また、昨年、彼のコレクションを紹介する国立西洋美術館の小企画展を鑑賞しているという接点がある。
ここで紹介されていたガレの家具は”再会”だった。
あらためて…
エマーユ(エマイユ)とは、フランス語で七宝のことだ。
仏教の経典に登場する「七つの宝(金・銀・瑠璃・玻璃・しゃこ・珊瑚・瑪瑙)」のように美しいことが、七宝という名称の由来だそうだから、国を超えて魅惑的な存在なのだ。
技術的なことや手法などはよくわからないが、鮮やかな輝きと光沢から「人がデザインできる宝石」とも言われるのもわかる。
ただ美しいだけでなく、描かれているモチーフも極めて繊細だから、昔も今も多くの人たちを魅了するのだろう。

美しいエマーユとは別に、気になったのが…
これに限らず、ヨーロッパの芸術作品のモチーフとして、首だけを切り出すということがよくある。
日本で言えば、”生首”みたいな感じがして、どうも落ち着かない。
このあたりの感覚の違いはなんとも興味深い。
また、気になるといえば、このエマーユの一大産地である、フランス中西部にあるリモージュは、磁器産業で有名な町だそう。
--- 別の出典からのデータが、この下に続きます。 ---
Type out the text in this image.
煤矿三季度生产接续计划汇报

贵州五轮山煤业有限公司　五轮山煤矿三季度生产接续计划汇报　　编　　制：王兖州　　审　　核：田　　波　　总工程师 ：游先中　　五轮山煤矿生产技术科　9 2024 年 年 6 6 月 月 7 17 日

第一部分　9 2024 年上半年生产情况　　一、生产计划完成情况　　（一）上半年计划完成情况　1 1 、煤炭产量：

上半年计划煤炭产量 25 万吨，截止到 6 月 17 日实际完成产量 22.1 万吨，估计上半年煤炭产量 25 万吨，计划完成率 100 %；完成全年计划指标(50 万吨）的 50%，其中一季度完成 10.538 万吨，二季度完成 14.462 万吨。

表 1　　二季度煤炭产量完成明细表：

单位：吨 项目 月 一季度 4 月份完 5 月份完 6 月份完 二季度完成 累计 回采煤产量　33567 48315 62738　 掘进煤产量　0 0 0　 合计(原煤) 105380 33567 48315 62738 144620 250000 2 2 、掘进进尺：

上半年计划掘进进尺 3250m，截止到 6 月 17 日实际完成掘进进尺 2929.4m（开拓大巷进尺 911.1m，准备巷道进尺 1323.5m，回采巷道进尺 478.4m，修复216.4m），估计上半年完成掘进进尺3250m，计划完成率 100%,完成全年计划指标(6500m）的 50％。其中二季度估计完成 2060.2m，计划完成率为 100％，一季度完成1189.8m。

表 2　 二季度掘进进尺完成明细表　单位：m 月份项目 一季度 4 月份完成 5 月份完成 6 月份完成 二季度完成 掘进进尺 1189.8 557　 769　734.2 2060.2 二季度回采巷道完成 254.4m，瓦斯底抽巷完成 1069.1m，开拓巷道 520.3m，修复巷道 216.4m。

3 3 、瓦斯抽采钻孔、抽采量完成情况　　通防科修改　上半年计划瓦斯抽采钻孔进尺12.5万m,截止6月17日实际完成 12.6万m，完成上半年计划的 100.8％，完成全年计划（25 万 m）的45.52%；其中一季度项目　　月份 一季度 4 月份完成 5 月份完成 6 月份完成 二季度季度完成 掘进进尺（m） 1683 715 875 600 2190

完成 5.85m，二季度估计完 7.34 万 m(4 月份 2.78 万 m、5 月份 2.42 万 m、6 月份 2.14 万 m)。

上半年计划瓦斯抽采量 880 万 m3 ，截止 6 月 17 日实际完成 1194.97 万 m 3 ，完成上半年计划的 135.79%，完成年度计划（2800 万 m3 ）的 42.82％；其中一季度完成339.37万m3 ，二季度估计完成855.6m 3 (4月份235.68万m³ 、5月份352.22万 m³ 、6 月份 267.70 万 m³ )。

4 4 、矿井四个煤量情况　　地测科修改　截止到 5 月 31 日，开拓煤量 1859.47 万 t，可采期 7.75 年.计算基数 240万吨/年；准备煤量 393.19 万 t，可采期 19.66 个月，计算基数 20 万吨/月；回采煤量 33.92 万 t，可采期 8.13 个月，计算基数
そこで生まれたのが、印象派の巨匠ピエール=オーギュスト・ルノワールで、彼は地元の磁器絵付け職人として働き、その後、画家を志してパリへ出たそうだ。
エマーユとは直接は関係ないかもしれないが、こうした緩いつながりは、気に留めておくと、いずれなにかの気付きになるかもしれない。